Loial fought on. This song was not a song of victory. It was a song of life. Loial did not intend to die here on this hillside.

By the Light, he had a book to finish before he went!

Mat stood in the Seanchan command building, surrounded by skeptical generals. Min had only just returned, after being taken away and dressed in Seanchan finery. Tuon had gone as well, to see to some empressly duty.

Looking back at the maps, Mat felt like cursing again. Maps, maps and more maps. Pieces of paper. Most of them had been sketched by Tuon’s clerks in the fading light of the previous evening. How could he know they were accurate? Mat had once seen a street artist drawing a pretty woman at night in Caemlyn, and the resulting picture could have been sold for gold as a dead-on representation of Cenn Buie in a dress.

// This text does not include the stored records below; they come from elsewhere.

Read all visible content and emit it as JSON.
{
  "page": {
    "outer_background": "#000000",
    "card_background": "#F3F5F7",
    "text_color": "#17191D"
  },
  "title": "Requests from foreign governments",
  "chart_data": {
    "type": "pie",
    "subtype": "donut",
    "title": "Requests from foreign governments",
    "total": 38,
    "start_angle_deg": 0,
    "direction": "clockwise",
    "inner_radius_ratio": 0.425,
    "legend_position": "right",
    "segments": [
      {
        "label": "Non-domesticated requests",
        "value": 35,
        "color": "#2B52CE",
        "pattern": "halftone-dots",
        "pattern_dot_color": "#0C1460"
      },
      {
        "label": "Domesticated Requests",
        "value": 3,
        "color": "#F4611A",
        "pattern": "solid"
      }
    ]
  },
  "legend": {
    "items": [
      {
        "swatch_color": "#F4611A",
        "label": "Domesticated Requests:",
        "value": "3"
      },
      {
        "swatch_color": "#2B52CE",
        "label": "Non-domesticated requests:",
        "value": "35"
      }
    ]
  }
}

More and more, he was thinking that battle maps were about as useful as a heavy coat in Tear. He needed to be able to see the battle, not how someone else thought the battle looked. The map was too simple.

“I’m going out to look at the battlefield,” Mat declared.

“You’re what?” Courtani asked. The Seanchan Banner-General was about as pretty as a bundle of sticks with armor bolted to it. Mat figured she must have eaten something very sour once and-upon finding the resulting grimace useful for frightening away birds-had decided to adopt it permanently.

I m going to go look at the battlefield,” Mat said again. He set aside his hat, then reached up over his head and grabbed the back of his rich, bulky Seanchan robes. He pulled the clothing, awkward shoulder pieces and all, over his head with a rustle of silk and lace, then tossed it aside.